On May 3, 2006, about 1900 eastern daylight time, a Hughes 269B, N9471F, piloted by a commercial pilot, was substantially damaged during a forced landing following a failure of the tail rotor drive shaft during cruise flight near Sullivan, Ohio. The personal flight was being conducted under 14 CFR Part 91 without a flight plan. Visual meteorological conditions prevailed at the time. The pilot was not injured. The local flight departed the pilot's private property near Sullivan, Ohio, about 1820.

The pilot reported that the helicopter was in level flight approximately 600 feet above ground level (agl), when he heard a "very loud" bang. He stated that the aircraft began to yaw and he subsequently determined the aircraft had no tail rotor authority. He set up for a run-on landing to a field; however, he subsequently heard a "metal grinding sound" and a "high pitched squealing noise." He initiated an autorotation at that time.

The pilot reported a "sensation of the tail boom swinging left [and] right, up [and] down." The helicopter encountered a ditch during touchdown, which collapsed the right skid. Upon exiting the helicopter, the pilot noticed that the left main tail boom support (cluster) fitting had broken loose from the frame.
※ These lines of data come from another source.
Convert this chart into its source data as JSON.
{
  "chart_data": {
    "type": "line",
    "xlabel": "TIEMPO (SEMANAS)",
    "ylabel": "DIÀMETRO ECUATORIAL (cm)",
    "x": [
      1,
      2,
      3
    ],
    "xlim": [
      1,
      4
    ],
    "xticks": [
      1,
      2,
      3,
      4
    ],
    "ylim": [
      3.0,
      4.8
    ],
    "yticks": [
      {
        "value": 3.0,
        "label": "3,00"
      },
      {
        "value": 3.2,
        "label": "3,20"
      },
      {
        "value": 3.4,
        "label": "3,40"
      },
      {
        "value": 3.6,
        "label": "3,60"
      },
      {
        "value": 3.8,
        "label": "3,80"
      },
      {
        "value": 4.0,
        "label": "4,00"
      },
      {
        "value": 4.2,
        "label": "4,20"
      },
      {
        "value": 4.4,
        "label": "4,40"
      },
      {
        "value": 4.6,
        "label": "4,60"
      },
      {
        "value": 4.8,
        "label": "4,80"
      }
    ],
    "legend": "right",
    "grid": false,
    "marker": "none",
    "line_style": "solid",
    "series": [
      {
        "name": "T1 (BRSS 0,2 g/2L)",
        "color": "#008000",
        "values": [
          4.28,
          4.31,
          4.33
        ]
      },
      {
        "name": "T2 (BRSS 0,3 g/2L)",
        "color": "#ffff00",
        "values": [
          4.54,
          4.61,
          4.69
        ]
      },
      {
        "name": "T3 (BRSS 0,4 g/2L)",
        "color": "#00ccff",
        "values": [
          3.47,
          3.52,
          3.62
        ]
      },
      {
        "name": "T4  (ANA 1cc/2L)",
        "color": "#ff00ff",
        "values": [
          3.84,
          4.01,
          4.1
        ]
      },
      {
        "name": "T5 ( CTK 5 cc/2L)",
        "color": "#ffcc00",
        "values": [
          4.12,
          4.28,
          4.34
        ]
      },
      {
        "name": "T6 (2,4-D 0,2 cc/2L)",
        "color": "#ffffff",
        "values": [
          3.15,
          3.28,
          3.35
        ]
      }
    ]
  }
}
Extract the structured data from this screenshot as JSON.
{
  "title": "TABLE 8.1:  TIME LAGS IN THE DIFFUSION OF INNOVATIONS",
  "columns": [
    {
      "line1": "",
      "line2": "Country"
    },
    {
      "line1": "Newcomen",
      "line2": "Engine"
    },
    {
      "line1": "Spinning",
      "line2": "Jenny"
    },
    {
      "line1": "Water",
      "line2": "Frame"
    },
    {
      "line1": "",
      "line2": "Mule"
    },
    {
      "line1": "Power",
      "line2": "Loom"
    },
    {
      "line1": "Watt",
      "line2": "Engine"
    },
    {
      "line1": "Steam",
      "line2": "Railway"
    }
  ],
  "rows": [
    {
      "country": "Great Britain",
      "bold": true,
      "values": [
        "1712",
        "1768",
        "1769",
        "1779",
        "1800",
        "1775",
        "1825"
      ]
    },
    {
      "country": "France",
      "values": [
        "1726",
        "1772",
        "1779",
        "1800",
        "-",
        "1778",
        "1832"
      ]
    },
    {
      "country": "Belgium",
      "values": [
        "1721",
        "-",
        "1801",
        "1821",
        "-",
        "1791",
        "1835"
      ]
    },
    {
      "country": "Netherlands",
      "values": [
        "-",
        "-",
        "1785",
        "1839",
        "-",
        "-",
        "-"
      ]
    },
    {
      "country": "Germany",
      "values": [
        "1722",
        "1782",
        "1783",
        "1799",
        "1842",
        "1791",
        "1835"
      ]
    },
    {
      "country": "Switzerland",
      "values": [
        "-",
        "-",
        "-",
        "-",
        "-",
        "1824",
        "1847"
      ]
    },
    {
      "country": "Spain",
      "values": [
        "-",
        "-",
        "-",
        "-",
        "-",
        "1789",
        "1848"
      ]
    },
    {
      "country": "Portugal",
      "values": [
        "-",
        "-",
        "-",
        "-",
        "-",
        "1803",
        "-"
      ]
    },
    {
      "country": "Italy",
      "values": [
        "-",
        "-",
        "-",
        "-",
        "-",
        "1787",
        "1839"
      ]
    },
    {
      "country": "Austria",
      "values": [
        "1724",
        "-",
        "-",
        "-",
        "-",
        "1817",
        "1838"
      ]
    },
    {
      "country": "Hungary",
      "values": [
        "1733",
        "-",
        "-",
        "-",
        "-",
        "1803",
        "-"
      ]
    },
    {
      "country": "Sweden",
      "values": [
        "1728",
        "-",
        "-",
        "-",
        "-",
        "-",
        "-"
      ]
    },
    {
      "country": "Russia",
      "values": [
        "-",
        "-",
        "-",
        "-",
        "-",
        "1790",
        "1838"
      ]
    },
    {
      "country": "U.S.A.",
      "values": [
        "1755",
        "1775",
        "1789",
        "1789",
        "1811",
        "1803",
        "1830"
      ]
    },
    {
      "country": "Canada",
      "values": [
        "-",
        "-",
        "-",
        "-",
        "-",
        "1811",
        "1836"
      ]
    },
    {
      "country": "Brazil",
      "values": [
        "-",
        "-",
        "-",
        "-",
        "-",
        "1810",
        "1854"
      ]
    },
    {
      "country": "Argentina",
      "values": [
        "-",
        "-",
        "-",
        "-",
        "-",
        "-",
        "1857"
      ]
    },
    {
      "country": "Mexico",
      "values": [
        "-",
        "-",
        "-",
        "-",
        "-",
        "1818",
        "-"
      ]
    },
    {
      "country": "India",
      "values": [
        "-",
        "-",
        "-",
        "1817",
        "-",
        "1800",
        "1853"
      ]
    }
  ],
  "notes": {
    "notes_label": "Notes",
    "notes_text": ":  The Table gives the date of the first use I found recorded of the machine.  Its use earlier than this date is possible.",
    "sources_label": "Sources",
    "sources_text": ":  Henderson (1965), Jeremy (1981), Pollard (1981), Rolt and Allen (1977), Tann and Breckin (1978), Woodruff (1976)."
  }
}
The tail rotor drive shaft and cluster fitting were examined by the National Transportation Safety Board Materials Laboratory. Damage to the tail rotor drive shaft was consistent with rotational contact between the drive shaft and another component. The drive shaft failed at the point where it passed through a clearance hole in the forward tail boom closure fitting. The fitting also exhibited features consistent with contact by a rotating component. The tail rotor drive shaft fracture surfaces were consistent with an overstress failure.

The cluster fitting exhibited fracture markings indicative of fatigue. Fracture features on both lugs indicated localized fatigue origin areas on the outer surfaces of each lug. On the lower lug, the fatigue propagated nearly through the entire cross section before final fracture. On the upper lug, the fatigue penetrated approximately 35 percent of the cross section before final fracture. Surface corrosion was visible on the lower lug near the fatigue origin area. No corrosion existed at the fatigue origin on the upper lug.

Federal Aviation Administration (FAA) Airworthiness Directive (AD) 2003-13-15 R1, which became effective August 10, 2004, was applicable to the accident aircraft. The AD noted that compliance was required in order "to prevent failure of a tailboom support strut or lug on a cluster fitting." The AD required modification or replacement of the original cluster fittings, part numbers 269A2234 and 269A2235, within 6 months or 150 hours time-in-service (TIS). The AD required dye penetrant inspections of the lugs within 10 hours TIS, and thereafter at intervals not to exceed 50 hours TIS, until the lugs were modified or replaced.

Nominal measured lug thickness was 0.076 inch. This was consistent with cluster fitting part numbers 269A2234 and 269A2235. The failed lug did not appear to have been modified.

Review of the aircraft logbook revealed that a 100 hour / annual inspection was completed on May 23, 2005, at 3,686 hours total aircraft flight time. The entry noted that AD 2003-13-15 R1 was complied with at that time. The airworthiness compliance record for that date noted AD 2003-13-15 R1, and stated that it had been complied with by performing a dye penetrant inspection without finding any cracks. The entry also noted that the modification kit was not installed at that time.